Les « architectes » du programme de torture de la CIA doivent témoigner à Guantanamo pour la première fois
Les deux psychologues qui ont conçu et mis en place les « techniques d’interrogatoire approfondi » de la CIA témoigneront lors d’audiences préliminaires dans le cadre de l’affaire du 11 septembre à Guantánamo Bay la semaine prochaine. Des experts d’Amnistie internationale seront présents à titre d’observateurs lors de leur témoignage.
Les psychologues contractuels James E. Mitchell et John « Bruce » Jessen ont mis au point des techniques d’interrogatoire, notamment le « waterboarding » (simulacre de noyade), le confinement dans un espace réduit, les coups et la privation de sommeil, qui s’apparentaient à de la torture. De nombreux détenus ont subi ces violations des droits humains dans des sites secrets autour du globe, y compris en Europe, avec la complicité de plusieurs gouvernements européens. Julia Hall, spécialiste de la question du contre-terrorisme et des droits humains à Amnistie internationale, qui assistera aux audiences, a déclaré :
« Le " travail " pervers de ces psychologues a fait gravement reculer la lutte mondiale contre la torture. Les méthodes d’interrogatoire qu’ils ont élaborées ont eu des répercussions dans le monde entier.
« Au lieu d’être amenées à rendre des comptes, les personnes responsables du programme de torture américain, notamment James Mitchell et John Jessen, ont été protégées, voire promues. Le fait qu’ils témoignent dans le cadre de cette audience à fort retentissement illustre l’incapacité de la CIA à éradiquer les atteintes aux droits humains au cœur de son programme de lutte contre le terrorisme. Une telle impunité ternit l’histoire des États-Unis. La torture n’est jamais justifiée et quiconque l’utilise doit rendre des comptes pour ses agissements. »
Complément d’information
James Mitchell et John Jessen devraient témoigner à partir du 20 janvier lors d’audiences préliminaires contre Khalid Sheikh Mohammed et quatre autres hommes inculpés d’avoir contribué à planifier et à réaliser les attentats du 11 septembre.
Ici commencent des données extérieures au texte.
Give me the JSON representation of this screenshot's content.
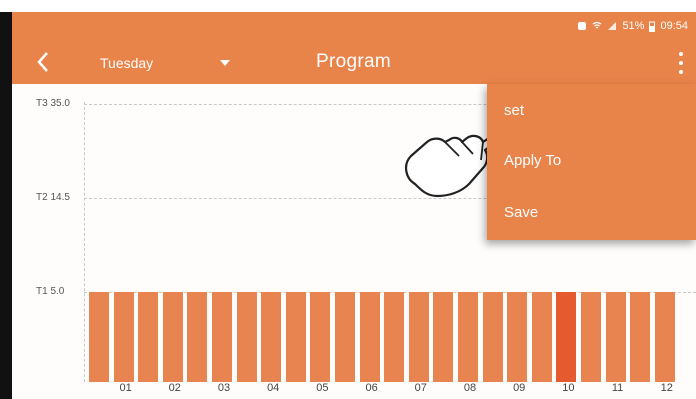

Amnistie internationale est l’une des rares ONG à avoir la priorité pour le balcon, où il est possible d’assister à titre d’observateurs aux audiences qui ne sont pas classées secrètes.
Julia Hall fut l’une des premières personnes à se voir accorder l’autorisation par le ministère de la Défense des États-Unis de suivre les procédures des commissions militaires. Elle a assisté au premier procès à Guantánamo en 2008 dans l’affaire concernant Salim Hamdan, le chauffeur d’Oussama ben Laden. Elle est experte en matière de complicité européenne s’agissant des sites secrets de la CIA, notamment ceux qui se trouvent en Pologne, en Roumanie et en Lituanie, et s’est personnellement impliquée dans la réinstallation de trois anciens détenus (en Irlande et en Suède).
Zeke Johnson représente l’organisation devant le Comité des Nations unies contre la torture et la Commission interaméricaine des droits de l'homme (CIDH). Il a témoigné devant les membres du Congrès au sujet des frappes de drones américaines et a assisté à titre d’observateur aux procès devant les commissions militaires à Guantánamo Bay.
Depuis longtemps, Amnistie internationale recommande que les représentants du gouvernement impliqués dans des actes de torture et des mauvais traitements infligés à des détenus dans le cadre de la « guerre contre le terrorisme » menée dans le monde entier par les États-Unis rendent des comptes pour leurs agissements et que les détenus à Guantánamo soient libérés ou jugés rapidement par un tribunal fédéral américain.
Elle a demandé à plusieurs reprises au gouvernement américain de fermer le centre de détention et de mettre fin à des années de violations des droits humains.
Elle attire l’attention sur le fait que le programme de torture et de mauvais traitements du gouvernement, ainsi que les retards répétés s’agissant de juger équitablement les auteurs présumés des attentats du 11 septembre, contribuent directement à l’absence de véritable justice et de recours pour les victimes du 11 septembre et leurs familles.
Savoir si les déclarations émaillées de torture doivent être exclues des éléments de preuve lors des procès consacrés aux attentats du 11 septembre est la question centrale des audiences à Guantánamo Bay en ce mois de janvier. Les cinq coaccusés pourraient être condamnés à mort s’ils sont déclarés coupables par les commissions militaires, dont la procédure ne respecte pas les normes internationales d’équité. Le recours à ce châtiment dans ces affaires constituerait la privation ultime des droits fondamentaux de la personne humaine.